Глаза попа непримиримо сверкали, и ему казалось, в них плясало: нам тут иудино семя без надобности. У него лишь зубы заскрипели. Слишком много было для одного дня, слишком. Он бы, наверное, плюнул попу в лицо; он наверняка жалел бы потом об этом, такой поступок шел совершенно вразрез с его воспитанием и его принципами — однако сейчас он был уже на грани срыва. Но она порывисто обернулась со ступеней крыльца, и в ее глазах были растерянность и стыд. Ему показалось даже, что она едва не бросилась обратно… чтобы его защитить? смешно! но ему так показалось. Ей было стыдно за своего, и она хотела спасти от него чужака; далеко не все на такое способны. Подруги, с которыми она держалась за руки, ничего не заметив и не поняв, потянули ее внутрь. Он молча повернулся и пошел обратно к своему «майбаху»; в сущности, он не так уж далеко от него ушел.

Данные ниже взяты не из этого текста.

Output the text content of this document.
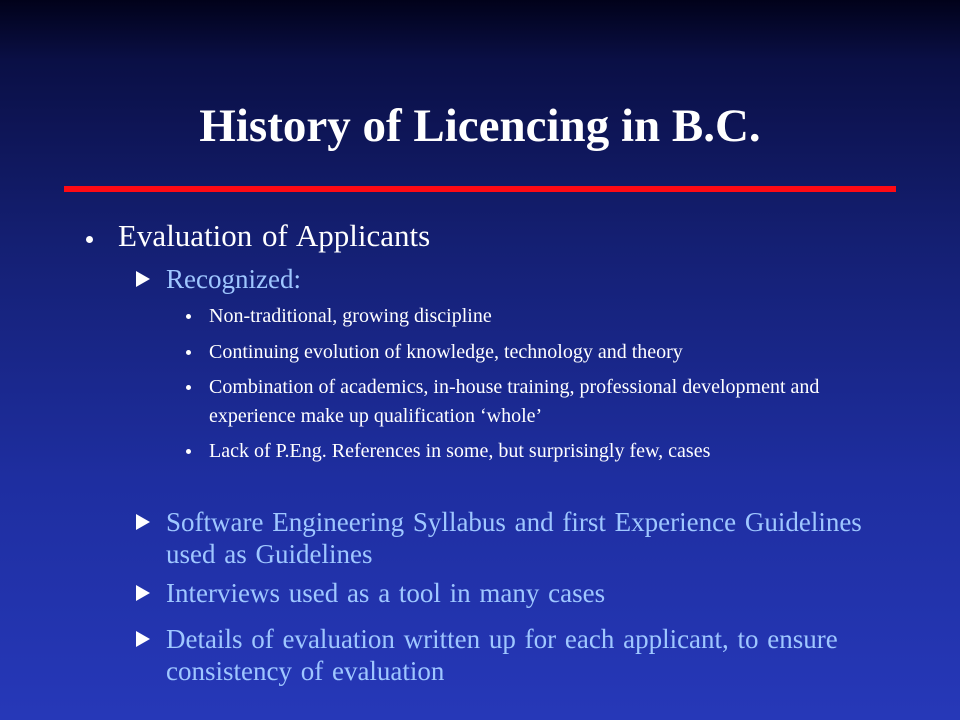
History of Licencing in B.C.
Evaluation of Applicants
Recognized:
Non-traditional, growing discipline
Continuing evolution of knowledge, technology and theory
Combination of academics, in-house training, professional development and experience make up qualification ‘whole’
Lack of P.Eng. References in some, but surprisingly few, cases
Software Engineering Syllabus and first Experience Guidelines used as Guidelines
Interviews used as a tool in many cases
Details of evaluation written up for each applicant, to ensure consistency of evaluation
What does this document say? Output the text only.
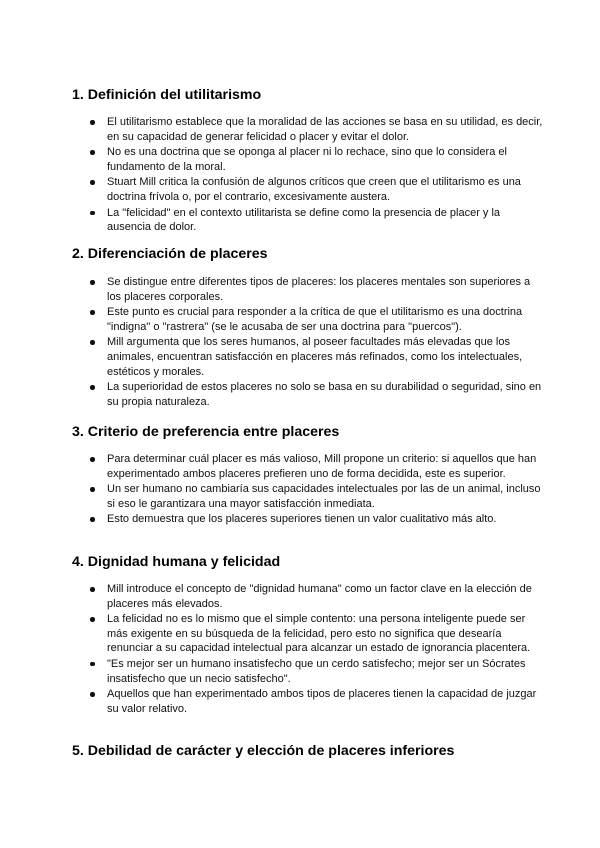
1. Definición del utilitarismo
El utilitarismo establece que la moralidad de las acciones se basa en su utilidad, es decir, en su capacidad de generar felicidad o placer y evitar el dolor.
No es una doctrina que se oponga al placer ni lo rechace, sino que lo considera el fundamento de la moral.
Stuart Mill critica la confusión de algunos críticos que creen que el utilitarismo es una doctrina frívola o, por el contrario, excesivamente austera.
La "felicidad" en el contexto utilitarista se define como la presencia de placer y la ausencia de dolor.
2. Diferenciación de placeres
Se distingue entre diferentes tipos de placeres: los placeres mentales son superiores a los placeres corporales.
Este punto es crucial para responder a la crítica de que el utilitarismo es una doctrina "indigna" o "rastrera" (se le acusaba de ser una doctrina para "puercos").
Mill argumenta que los seres humanos, al poseer facultades más elevadas que los animales, encuentran satisfacción en placeres más refinados, como los intelectuales, estéticos y morales.
La superioridad de estos placeres no solo se basa en su durabilidad o seguridad, sino en su propia naturaleza.
3. Criterio de preferencia entre placeres
Para determinar cuál placer es más valioso, Mill propone un criterio: si aquellos que han experimentado ambos placeres prefieren uno de forma decidida, este es superior.
Un ser humano no cambiaría sus capacidades intelectuales por las de un animal, incluso si eso le garantizara una mayor satisfacción inmediata.
Esto demuestra que los placeres superiores tienen un valor cualitativo más alto.
4. Dignidad humana y felicidad
Mill introduce el concepto de "dignidad humana" como un factor clave en la elección de placeres más elevados.
La felicidad no es lo mismo que el simple contento: una persona inteligente puede ser más exigente en su búsqueda de la felicidad, pero esto no significa que desearía renunciar a su capacidad intelectual para alcanzar un estado de ignorancia placentera.
"Es mejor ser un humano insatisfecho que un cerdo satisfecho; mejor ser un Sócrates insatisfecho que un necio satisfecho".
Aquellos que han experimentado ambos tipos de placeres tienen la capacidad de juzgar su valor relativo.
5. Debilidad de carácter y elección de placeres inferiores
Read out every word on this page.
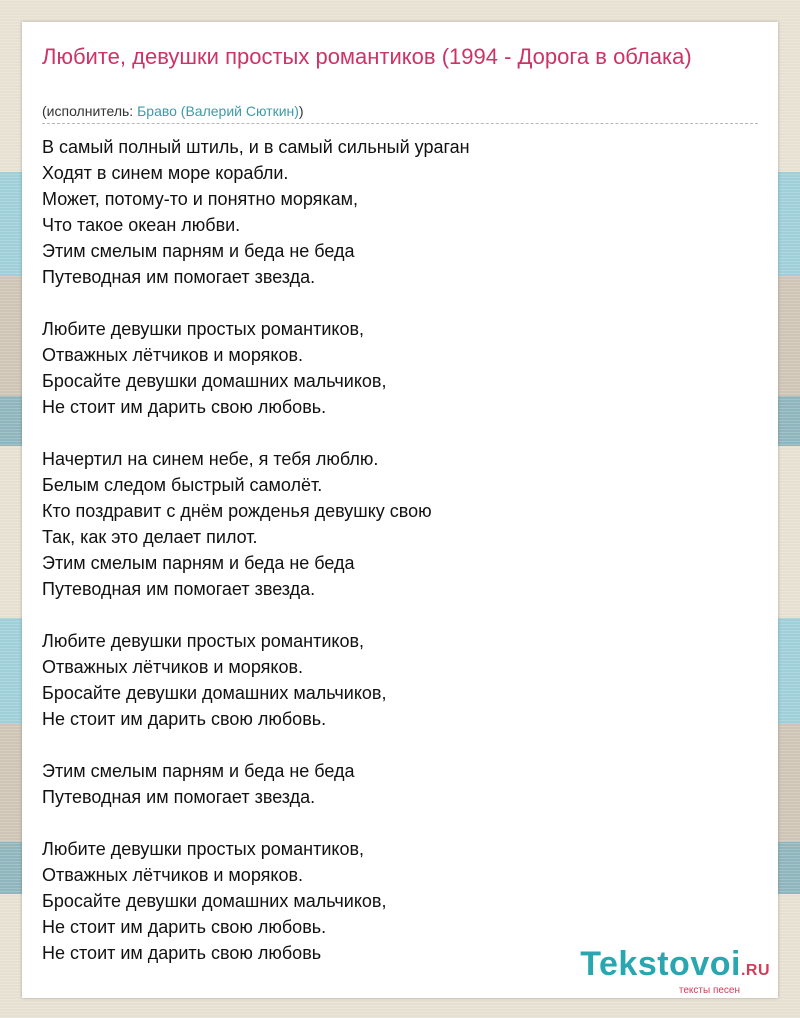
Любите, девушки простых романтиков (1994 - Дорога в облака)
(исполнитель: Браво (Валерий Сюткин))
В самый полный штиль, и в самый сильный ураган
Ходят в синем море корабли.
Может, потому-то и понятно морякам,
Что такое океан любви.
Этим смелым парням и беда не беда
Путеводная им помогает звезда.
Любите девушки простых романтиков,
Отважных лётчиков и моряков.
Бросайте девушки домашних мальчиков,
Не стоит им дарить свою любовь.
Начертил на синем небе, я тебя люблю.
Белым следом быстрый самолёт.
Кто поздравит с днём рожденья девушку свою
Так, как это делает пилот.
Этим смелым парням и беда не беда
Путеводная им помогает звезда.
Любите девушки простых романтиков,
Отважных лётчиков и моряков.
Бросайте девушки домашних мальчиков,
Не стоит им дарить свою любовь.
Этим смелым парням и беда не беда
Путеводная им помогает звезда.
Любите девушки простых романтиков,
Отважных лётчиков и моряков.
Бросайте девушки домашних мальчиков,
Не стоит им дарить свою любовь.
Не стоит им дарить свою любовь	Tekstovoi.RU
тексты песен
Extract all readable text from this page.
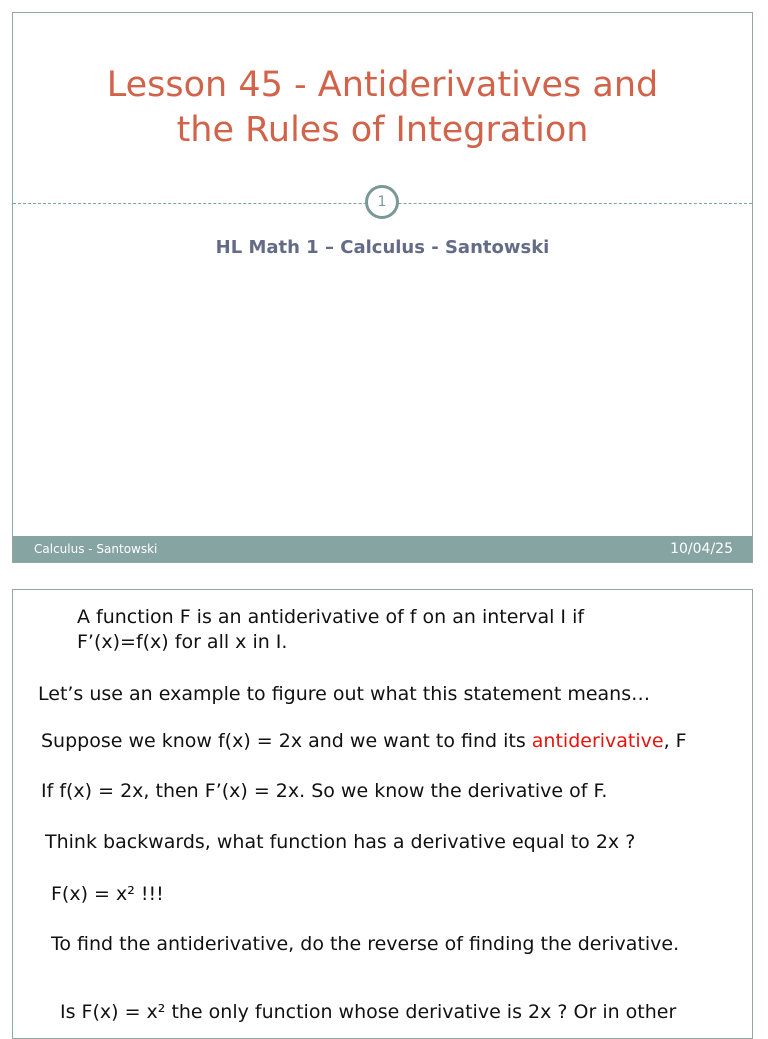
Lesson 45 - Antiderivatives and
the Rules of Integration
1
HL Math 1 – Calculus - Santowski
Calculus - Santowski	10/04/25
A function F is an antiderivative of f on an interval I if
F’(x)=f(x) for all x in I.
Let’s use an example to figure out what this statement means…
Suppose we know f(x) = 2x and we want to find its antiderivative, F
If f(x) = 2x, then F’(x) = 2x. So we know the derivative of F.
Think backwards, what function has a derivative equal to 2x ?
F(x) = x² !!!
To find the antiderivative, do the reverse of finding the derivative.
Is F(x) = x² the only function whose derivative is 2x ? Or in other
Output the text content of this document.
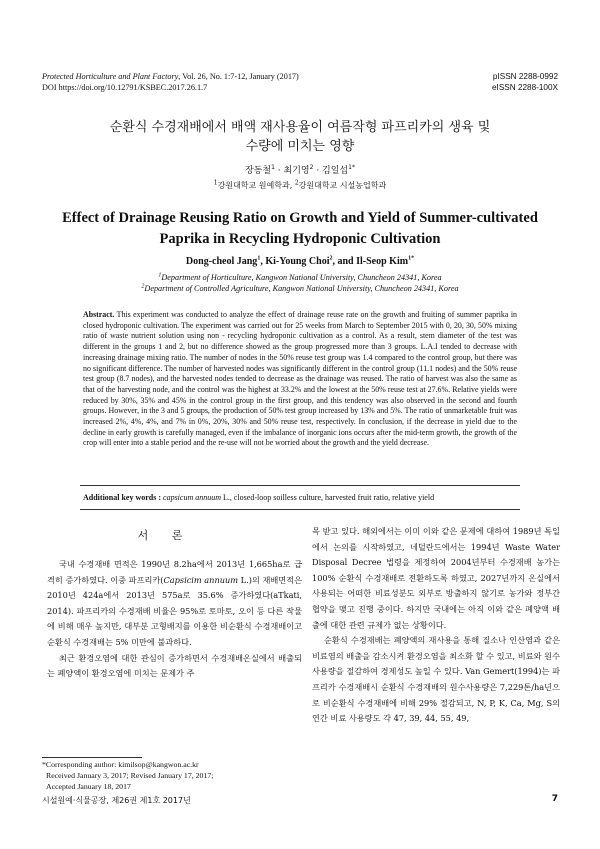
Protected Horticulture and Plant Factory, Vol. 26, No. 1:7-12, January (2017)
DOI https://doi.org/10.12791/KSBEC.2017.26.1.7
pISSN 2288-0992
eISSN 2288-100X
순환식 수경재배에서 배액 재사용율이 여름작형 파프리카의 생육 및
수량에 미치는 영향
장동철$^1$ · 최기영$^2$ · 김일섭$^{1*}$
$^1$강원대학교 원예학과, $^2$강원대학교 시설농업학과
Effect of Drainage Reusing Ratio on Growth and Yield of Summer-cultivated
Paprika in Recycling Hydroponic Cultivation
Dong-cheol Jang$^1$, Ki-Young Choi$^2$, and Il-Seop Kim$^{1*}$
$^1$Department of Horticulture, Kangwon National University, Chuncheon 24341, Korea
$^2$Department of Controlled Agriculture, Kangwon National University, Chuncheon 24341, Korea
Abstract. This experiment was conducted to analyze the effect of drainage reuse rate on the growth and fruiting of summer paprika in closed hydroponic cultivation. The experiment was carried out for 25 weeks from March to September 2015 with 0, 20, 30, 50% mixing ratio of waste nutrient solution using non - recycling hydroponic cultivation as a control. As a result, stem diameter of the test was different in the groups 1 and 2, but no difference showed as the group progressed more than 3 groups. L.A.I tended to decrease with increasing drainage mixing ratio. The number of nodes in the 50% reuse test group was 1.4 compared to the control group, but there was no significant difference. The number of harvested nodes was significantly different in the control group (11.1 nodes) and the 50% reuse test group (8.7 nodes), and the harvested nodes tended to decrease as the drainage was reused. The ratio of harvest was also the same as that of the harvesting node, and the control was the highest at 33.2% and the lowest at the 50% reuse test at 27.6%. Relative yields were reduced by 30%, 35% and 45% in the control group in the first group, and this tendency was also observed in the second and fourth groups. However, in the 3 and 5 groups, the production of 50% test group increased by 13% and 5%. The ratio of unmarketable fruit was increased 2%, 4%, 4%, and 7% in 0%, 20%, 30% and 50% reuse test, respectively. In conclusion, if the decrease in yield due to the decline in early growth is carefully managed, even if the imbalance of inorganic ions occurs after the mid-term growth, the growth of the crop will enter into a stable period and the re-use will not be worried about the growth and the yield decrease.
Additional key words : capsicum annuum L., closed-loop soilless culture, harvested fruit ratio, relative yield
서 론

국내 수경재배 면적은 1990년 8.2ha에서 2013년 1,665ha로 급격히 증가하였다. 이중 파프리카(Capsicim annuum L.)의 재배면적은 2010년 424a에서 2013년 575a로 35.6% 증가하였다(aTkati, 2014). 파프리카의 수경재배 비율은 95%로 토마토, 오이 등 다른 작물에 비해 매우 높지만, 대부분 고형배지를 이용한 비순환식 수경재배이고 순환식 수경재배는 5% 미만에 불과하다.

최근 환경오염에 대한 관심이 증가하면서 수경재배온실에서 배출되는 폐양액이 환경오염에 미치는 문제가 주

목 받고 있다. 해외에서는 이미 이와 같은 문제에 대하여 1989년 독일에서 논의를 시작하였고, 네덜란드에서는 1994년 Waste Water Disposal Decree 법령을 제정하여 2004년부터 수경재배 농가는 100% 순환식 수경재배로 전환하도록 하였고, 2027년까지 온실에서 사용되는 어떠한 비료성분도 외부로 방출하지 않기로 농가와 정부간 협약을 맺고 진행 중이다. 하지만 국내에는 아직 이와 같은 폐양액 배출에 대한 관련 규제가 없는 상황이다.

순환식 수경재배는 폐양액의 재사용을 통해 질소나 인산염과 같은 비료염의 배출을 감소시켜 환경오염을 최소화 할 수 있고, 비료와 원수 사용량을 절감하여 경제성도 높일 수 있다. Van Gemert(1994)는 파프리카 수경재배시 순환식 수경재배의 원수사용량은 7,229톤/ha년으로 비순환식 수경재배에 비해 29% 절감되고, N, P, K, Ca, Mg, S의 연간 비료 사용량도 각 47, 39, 44, 55, 49,

*Corresponding author: kimilsop@kangwon.ac.kr
Received January 3, 2017; Revised January 17, 2017;
Accepted January 18, 2017
시설원예·식물공장, 제26권 제1호 2017년	7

Он вдруг подумал: а если бы такой вот поп без спросу забрел ни с того ни с сего в синагогу, что сказали бы ему там?
Лучше было даже не пытаться вообразить. Стыд и тоска…
А когда он успокоился, мысли его снова потекли не туда. Вместо того чтобы сокрушенно повторить «Как они все нас ненавидят» и затем как следует прополоскаться в живительном настое ответной ненависти, он затеял размышлять. И размышлял он вот о чем: всякое учение подразумевает толики духовного насилия — для воспитания молодых и неокрепших, для поддержания падших духом и отчаявшихся, для вразумления усомнившихся… Стало быть, учить обязательно тянутся люди, которым просто-напросто нравится командовать и заставлять. Именно они делаются самыми активными и авторитетными. Но без какой-либо веры человека нет, значит, этого не избежать. И значит, единственное спасение — пусть это тоже полумера, но другой не выдумать вовсе — это чтобы в обществе (прости, дедушка, но даже в том обществе, которое когда-нибудь создадим мы) всегда уживалось несколько учений, тогда авторитарные личности каждого хоть как-то будут уравновешивать друг друга. Если религия, или вообще какая-то система взглядов, окажется единственной — все властолюбцы постепенно сконцентрируются в ней, и она раздавит общество, как грузовик давит попавшую под колесо лягушку: короткий и мокрый лопающийся звук, почти неслышный в рокоте мотора, и кишки брызжут в стороны…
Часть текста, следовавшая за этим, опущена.